In D.C., Every Day Is Memorial Day


 

 

Amidst the political turmoil of our time, we are coming up once again to Memorial Day, that mid-year break that has become a mixed bag and mixed signal in our American lives.
With it, we formally — with martial, but also sorrowful, pride — commemorate and memorialize those who fought (and, more pointedly, sacrificed their lives) in our country’s many wars. Our nation was given birth out of a war of independence and has continued from that beginning to fight wars that preserved our freedom, expanded our frontiers, pitted us against ourselves in the Civil War and expanded our roles and responsibilities in the world.

We fought in two world wars, at the end of which we emerged as the world’s greatest power, and a nuclear one. We have fought far-flung wars since then, in Asia, in the Middle East, in response to threats and attacks.

Memorial Day grew out of a Union soldiers’ group’s desire to haves a Decoration Day for the graves of Union soldiers in 1868. For many years, it has been celebrated in towns and cities across the country, in every place where the fallen have been laid to rest, or their sacrifice has been noted in town squares, in parks and cemeteries.

Always, there are parades of soldiers, often in the uniforms of long ago of varying fashion and color, from all branches of our military establishments. There are bands and cars and SUVs and jeeps of dignitaries. And there are beauty queens riding in convertibles and congressmen and senators and retired generals and war heroes with medals.

In the smaller towns across America, there are speeches and ceremonies, picnics and games. Memorial Day in this way also signals the beginning of summer, when school is out and the first football practice seems a long way off. All across America, for reasons that remain somewhat mysterious, mattress and furniture stores and car dealerships hold hugely advertised sales.

Memorial Day is special in Washington, D.C. The national cemetery for the fallen is here, and there is a section of the National Mall that seems reserved solely for the memorializing of the conflicts we fought in. The war memorials vary from the almost forlorn presence of the World War I Memorial, to the splendid, historic, wreathed and fountained World War II Memorial, to the clean sheen of the Vietnam Memorial, to the sculptures of the lone infantry company struggling in the barren Korean landscape.

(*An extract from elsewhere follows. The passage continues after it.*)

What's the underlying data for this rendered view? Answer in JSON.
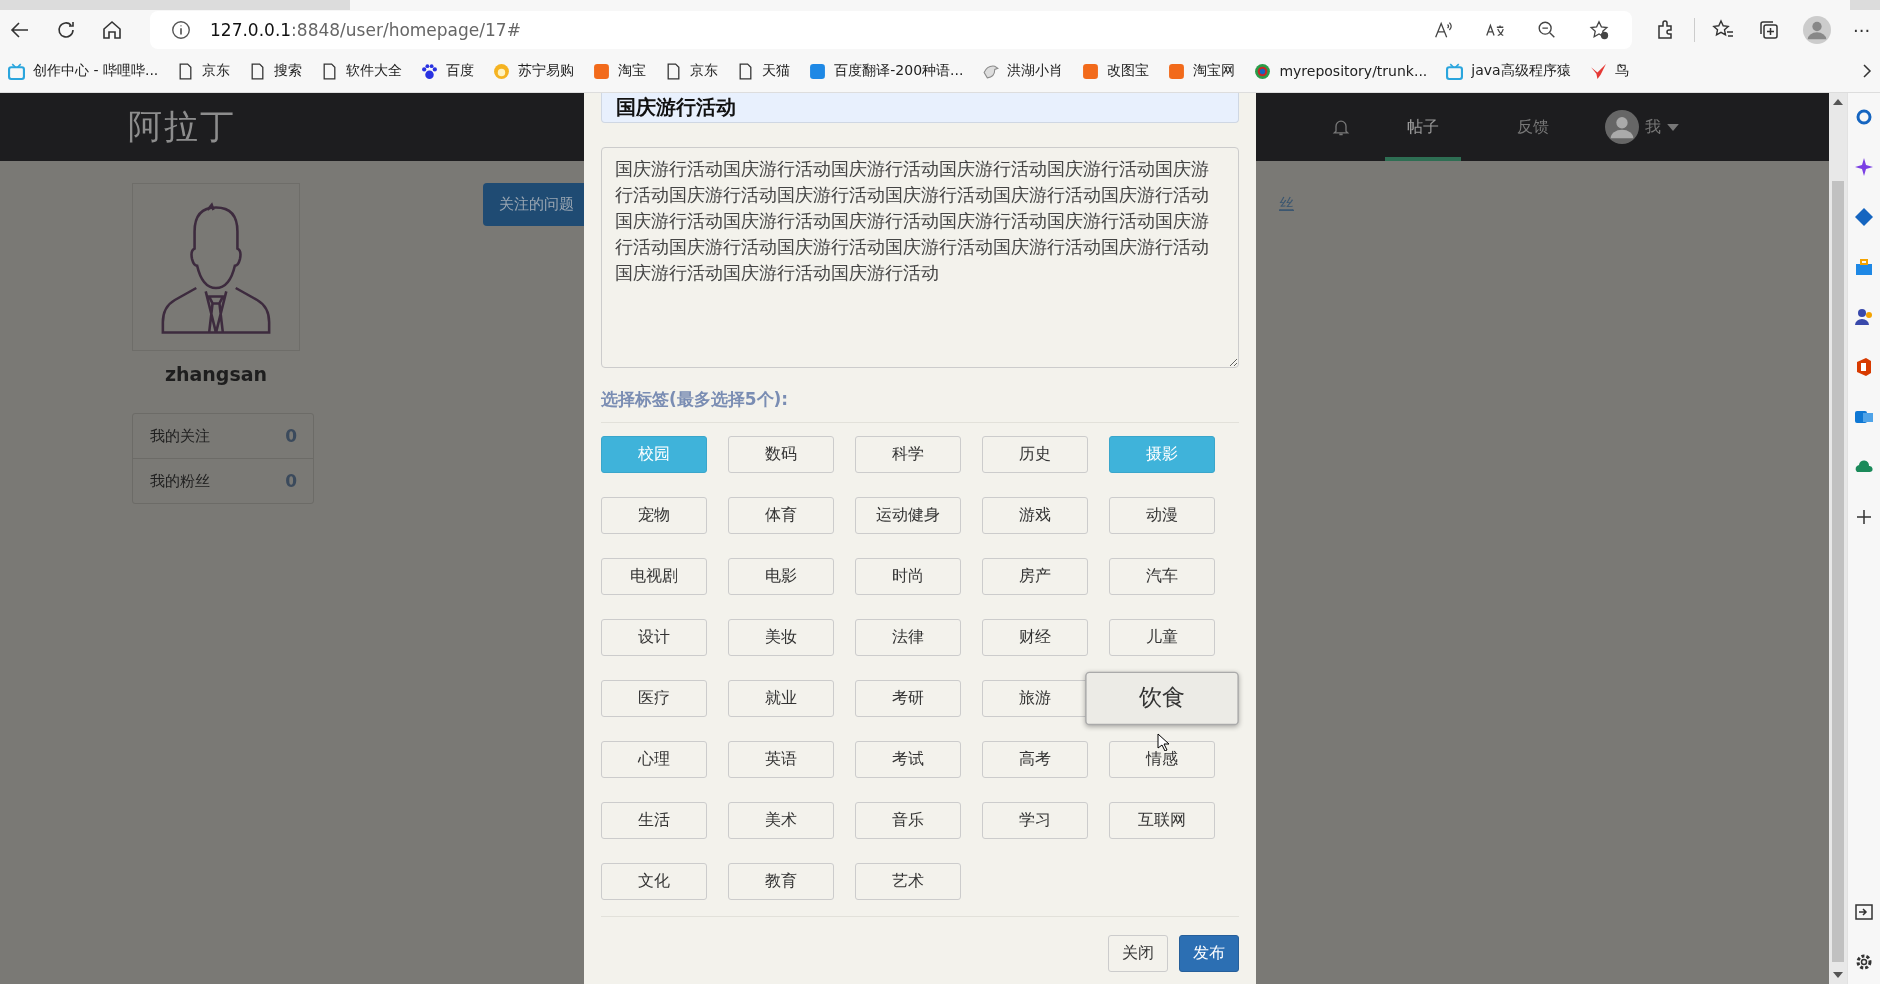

The World War II, Korean and Vietnam memorials are especially resonant because we are among the survivors. The ceremonies and the landscapes there change a little every year: there is a kind of thinning out always present as the World War II vets dwindle in number, appearing more frail and vulnerable, like ghosts from another time. The Vietnam vets still search for missing comrades, still ride in on roaring motorcycles, but are also now visibly a part of the Baby Boomers, many tanned and tattooed, grizzled, bare-armed, carrying regimental insignias. The Korean War vets remain stuck in between, slightly younger than the Greatest Generation, quite a bit older than the ’Nam vets.

The same things happen all the time: the swaggering marchers, the high school bands, the batons thrown high in the air to catch the light, the memories, the history, the family of man on the Mall, the concerts, the reunions and old stories told over a picnic table. Every year, many go missing, the muster call marked by spots of silence.

This is what happens here: you see a man dressed as George Washington get out of a cab; you see an elderly man with medals, a D-Day veteran, wander among the fountains, being saluted by children; you see the big flags draped on the grass. Once you saw a Vietnam vet, blue jeans, sunglasses, with a striped shirt and a regimental cap, kneel and stare at a name on the wall and touch the name. And suddenly his whole body was shaking.

It was some days and a while ago, on Memorial Day.

But then, if you live here and roam, every day is Memorial Day.